Lois started laughing at the cruel irony of it. He wasn't supposed to die. He was supposed the one here picking up the pieces. The one balancing being Superman, an all-star reporter, while teaching Jordan how to use his abilities. "To the universe, and its sense of irony," she took the empty glass as a cue to resume work.

She checked her email, now overflowing with news releases about Superman experts and their survival theories. She skimmed the messages, shocked at the stunning array of thoughts. From 'faking his death' to an illness that only strikes Kryptonians, and being a murder victim. She kept a few for laughs. The messages from local clubs were next, a reminder that life goes on, despite whatever agony there was. She marked off events for the following month to follow-up on.

A scroll through social media was next. Collective mourning, as everyone shared their favourite Superman memory, and a conspiracy theory factory. Solitaire was next, and she played it until her mind was sufficiently numbed. Finally, she took a deep breath, and reopened her word-processing window.

The cursor still blinked. She had a piece to write. It couldn't be too personal, otherwise she'd put her family's remaining privacy at risk. It couldn't be too impersonal, because that wasn't the tone for the Gazette. She put the coffeemaker on. Maybe if she "just wrote it" everything she thought, and felt, her and Chrissy could make something out of it.

She filled her mug, wishing he was there for that smallest puff of frost breath to cool it to drinking temperature. Instead, she blew on it, and sipped at it before starting to type. It surprised her how quick it came; memories of her first story on him, his first television interview. The first time he rescued her. How annoyed she was at first to have a partner at work.
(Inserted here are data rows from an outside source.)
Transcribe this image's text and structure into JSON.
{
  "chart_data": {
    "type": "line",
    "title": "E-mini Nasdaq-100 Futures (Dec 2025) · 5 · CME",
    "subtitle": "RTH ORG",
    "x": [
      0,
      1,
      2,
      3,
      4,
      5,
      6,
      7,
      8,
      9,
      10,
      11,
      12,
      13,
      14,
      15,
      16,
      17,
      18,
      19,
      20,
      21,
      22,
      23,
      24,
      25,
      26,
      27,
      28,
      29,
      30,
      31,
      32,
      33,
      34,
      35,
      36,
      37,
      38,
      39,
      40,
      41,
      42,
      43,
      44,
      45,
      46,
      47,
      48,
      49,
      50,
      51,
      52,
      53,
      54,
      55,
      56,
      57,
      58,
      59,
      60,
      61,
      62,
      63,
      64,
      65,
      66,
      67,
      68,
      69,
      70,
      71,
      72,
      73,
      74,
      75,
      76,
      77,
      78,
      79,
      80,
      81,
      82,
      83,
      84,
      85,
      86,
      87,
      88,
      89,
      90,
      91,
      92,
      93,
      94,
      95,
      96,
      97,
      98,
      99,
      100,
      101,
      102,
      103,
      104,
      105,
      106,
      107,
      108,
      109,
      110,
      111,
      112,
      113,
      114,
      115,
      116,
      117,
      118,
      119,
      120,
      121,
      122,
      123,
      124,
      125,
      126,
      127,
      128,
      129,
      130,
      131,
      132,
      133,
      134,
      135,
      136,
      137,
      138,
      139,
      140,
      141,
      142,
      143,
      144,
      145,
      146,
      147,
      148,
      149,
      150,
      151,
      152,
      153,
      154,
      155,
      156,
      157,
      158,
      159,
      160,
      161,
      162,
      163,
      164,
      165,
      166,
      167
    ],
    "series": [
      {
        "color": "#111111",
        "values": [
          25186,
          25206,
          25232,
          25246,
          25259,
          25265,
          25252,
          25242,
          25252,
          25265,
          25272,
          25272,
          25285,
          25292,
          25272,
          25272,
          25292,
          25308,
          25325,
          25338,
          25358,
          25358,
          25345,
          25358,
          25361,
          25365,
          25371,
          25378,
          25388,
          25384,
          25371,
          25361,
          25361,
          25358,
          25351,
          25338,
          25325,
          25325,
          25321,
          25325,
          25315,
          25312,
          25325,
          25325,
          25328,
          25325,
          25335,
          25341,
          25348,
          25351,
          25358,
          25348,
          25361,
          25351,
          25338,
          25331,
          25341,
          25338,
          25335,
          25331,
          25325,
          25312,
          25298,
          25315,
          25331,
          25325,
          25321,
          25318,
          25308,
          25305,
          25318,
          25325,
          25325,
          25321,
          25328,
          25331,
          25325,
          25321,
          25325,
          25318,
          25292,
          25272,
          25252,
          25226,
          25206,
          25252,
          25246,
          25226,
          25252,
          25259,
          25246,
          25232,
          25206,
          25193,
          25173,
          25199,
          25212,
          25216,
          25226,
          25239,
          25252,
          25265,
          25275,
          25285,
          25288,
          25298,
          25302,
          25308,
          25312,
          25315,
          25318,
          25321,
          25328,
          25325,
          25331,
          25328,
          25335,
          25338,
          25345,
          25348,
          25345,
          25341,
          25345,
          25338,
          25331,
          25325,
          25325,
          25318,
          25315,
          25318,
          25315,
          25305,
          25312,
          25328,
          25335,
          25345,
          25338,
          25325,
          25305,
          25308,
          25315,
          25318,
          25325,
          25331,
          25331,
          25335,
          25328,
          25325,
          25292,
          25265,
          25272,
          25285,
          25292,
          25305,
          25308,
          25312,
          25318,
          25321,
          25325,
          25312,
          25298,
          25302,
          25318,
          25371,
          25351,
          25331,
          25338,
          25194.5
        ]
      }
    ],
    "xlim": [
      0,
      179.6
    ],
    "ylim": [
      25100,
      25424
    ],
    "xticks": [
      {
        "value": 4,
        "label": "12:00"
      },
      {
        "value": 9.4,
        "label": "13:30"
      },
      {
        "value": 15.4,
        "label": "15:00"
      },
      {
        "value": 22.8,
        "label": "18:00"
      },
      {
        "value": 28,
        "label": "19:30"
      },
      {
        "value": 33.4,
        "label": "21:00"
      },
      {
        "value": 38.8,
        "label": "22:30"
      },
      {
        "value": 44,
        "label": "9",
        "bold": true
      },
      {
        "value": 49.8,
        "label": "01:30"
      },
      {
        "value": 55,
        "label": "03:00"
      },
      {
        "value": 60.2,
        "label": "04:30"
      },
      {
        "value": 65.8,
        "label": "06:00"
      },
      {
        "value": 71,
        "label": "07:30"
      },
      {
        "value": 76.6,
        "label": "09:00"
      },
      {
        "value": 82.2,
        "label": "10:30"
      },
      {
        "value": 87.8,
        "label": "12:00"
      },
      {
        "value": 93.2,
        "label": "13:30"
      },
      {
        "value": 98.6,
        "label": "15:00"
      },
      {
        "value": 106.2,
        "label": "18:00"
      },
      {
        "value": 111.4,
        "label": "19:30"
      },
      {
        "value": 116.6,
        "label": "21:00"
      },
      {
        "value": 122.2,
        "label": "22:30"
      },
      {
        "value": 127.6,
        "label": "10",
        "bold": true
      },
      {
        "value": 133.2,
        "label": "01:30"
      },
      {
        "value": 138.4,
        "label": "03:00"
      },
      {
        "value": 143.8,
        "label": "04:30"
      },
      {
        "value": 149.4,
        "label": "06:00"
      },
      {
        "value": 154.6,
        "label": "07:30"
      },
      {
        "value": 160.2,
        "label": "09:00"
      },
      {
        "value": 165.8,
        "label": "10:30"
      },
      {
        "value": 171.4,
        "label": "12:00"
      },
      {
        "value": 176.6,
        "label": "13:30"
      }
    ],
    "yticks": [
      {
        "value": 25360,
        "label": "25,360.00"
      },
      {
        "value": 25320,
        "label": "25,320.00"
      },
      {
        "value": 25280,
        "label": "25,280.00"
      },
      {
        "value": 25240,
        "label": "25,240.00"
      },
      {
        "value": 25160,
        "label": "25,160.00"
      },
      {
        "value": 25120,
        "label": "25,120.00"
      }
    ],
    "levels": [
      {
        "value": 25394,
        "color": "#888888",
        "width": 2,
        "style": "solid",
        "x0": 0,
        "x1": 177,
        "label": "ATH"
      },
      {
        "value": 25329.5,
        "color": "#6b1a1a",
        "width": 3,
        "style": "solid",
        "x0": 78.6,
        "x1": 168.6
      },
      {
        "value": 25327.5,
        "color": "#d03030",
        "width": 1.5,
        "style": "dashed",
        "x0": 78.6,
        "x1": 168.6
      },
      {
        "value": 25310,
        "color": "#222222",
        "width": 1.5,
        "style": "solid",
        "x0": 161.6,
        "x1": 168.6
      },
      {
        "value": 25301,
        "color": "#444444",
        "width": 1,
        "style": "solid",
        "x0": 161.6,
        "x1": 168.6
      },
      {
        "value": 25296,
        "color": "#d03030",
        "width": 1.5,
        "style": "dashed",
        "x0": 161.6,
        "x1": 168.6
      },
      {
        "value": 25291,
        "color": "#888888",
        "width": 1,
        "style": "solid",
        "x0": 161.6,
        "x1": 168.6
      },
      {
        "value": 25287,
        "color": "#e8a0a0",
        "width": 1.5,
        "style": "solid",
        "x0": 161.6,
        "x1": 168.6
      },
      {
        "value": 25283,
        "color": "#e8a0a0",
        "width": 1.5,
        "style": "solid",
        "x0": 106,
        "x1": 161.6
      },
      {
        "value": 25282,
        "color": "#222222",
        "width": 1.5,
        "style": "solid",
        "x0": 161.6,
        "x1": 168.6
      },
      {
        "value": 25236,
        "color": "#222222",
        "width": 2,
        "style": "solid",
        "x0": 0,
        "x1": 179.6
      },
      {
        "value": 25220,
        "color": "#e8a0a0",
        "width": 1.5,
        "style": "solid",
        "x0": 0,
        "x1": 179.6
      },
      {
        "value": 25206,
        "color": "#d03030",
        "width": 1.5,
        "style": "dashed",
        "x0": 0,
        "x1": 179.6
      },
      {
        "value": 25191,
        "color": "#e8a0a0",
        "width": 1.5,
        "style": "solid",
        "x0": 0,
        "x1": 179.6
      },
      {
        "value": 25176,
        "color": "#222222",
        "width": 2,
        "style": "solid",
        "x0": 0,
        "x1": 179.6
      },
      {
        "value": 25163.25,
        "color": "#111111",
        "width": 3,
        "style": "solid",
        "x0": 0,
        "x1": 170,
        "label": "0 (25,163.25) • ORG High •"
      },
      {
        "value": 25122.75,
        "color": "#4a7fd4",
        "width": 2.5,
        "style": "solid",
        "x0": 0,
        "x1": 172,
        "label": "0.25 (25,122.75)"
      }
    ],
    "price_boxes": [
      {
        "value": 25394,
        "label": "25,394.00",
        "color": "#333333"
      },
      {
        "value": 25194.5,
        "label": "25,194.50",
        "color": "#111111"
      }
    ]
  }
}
She wrote on through the night, until Jon stumbled down the stairs with his bag for the firehouse, and took a mug of coffee out to the barn. He muttered nothing more than chores.

The routine of chores relieved her. But if there was thing her eldest twin understood, it was the need to put on an appearance. Farm work continued no matter who did it, and it needed to appear that the farm was still running, even while its owner was no longer there. She kept writing, alert for any sound of Jordan, and finished just as he came down.

"Chores," he said, on his way out the door. She watched him from the kitchen window join his brother in the barn. They did the barn together before Jon's shift; Jordan would finish morning chores, and his brother in the afternoon.

"You, and your brother can come to the office after school, and do some homework before dinner," she didn't want them out of her sight for longer than they had to be.

"I'll make sure he knows," Jon assured her. She opened, and closed the fridge. She read through the piece again, her finger poised over the delete button. It read to her like a trail of bread crumbs the attentive reader could follow right to her door; something she wanted to avoid. But the world would at some point figure it out, especially after Clark's 'death.' And paying tribute to the man who meant so much to her felt right. She attached it to an email ready to send to Chrissy with a note to make necessary changes.

Less than five minutes later her response came. It's a great piece Lois, but I want to hold onto it for a while in case there are any new developments. Sit tight, and rest. It was the permission her body waited for as she lay on the bed, his work coat covering her.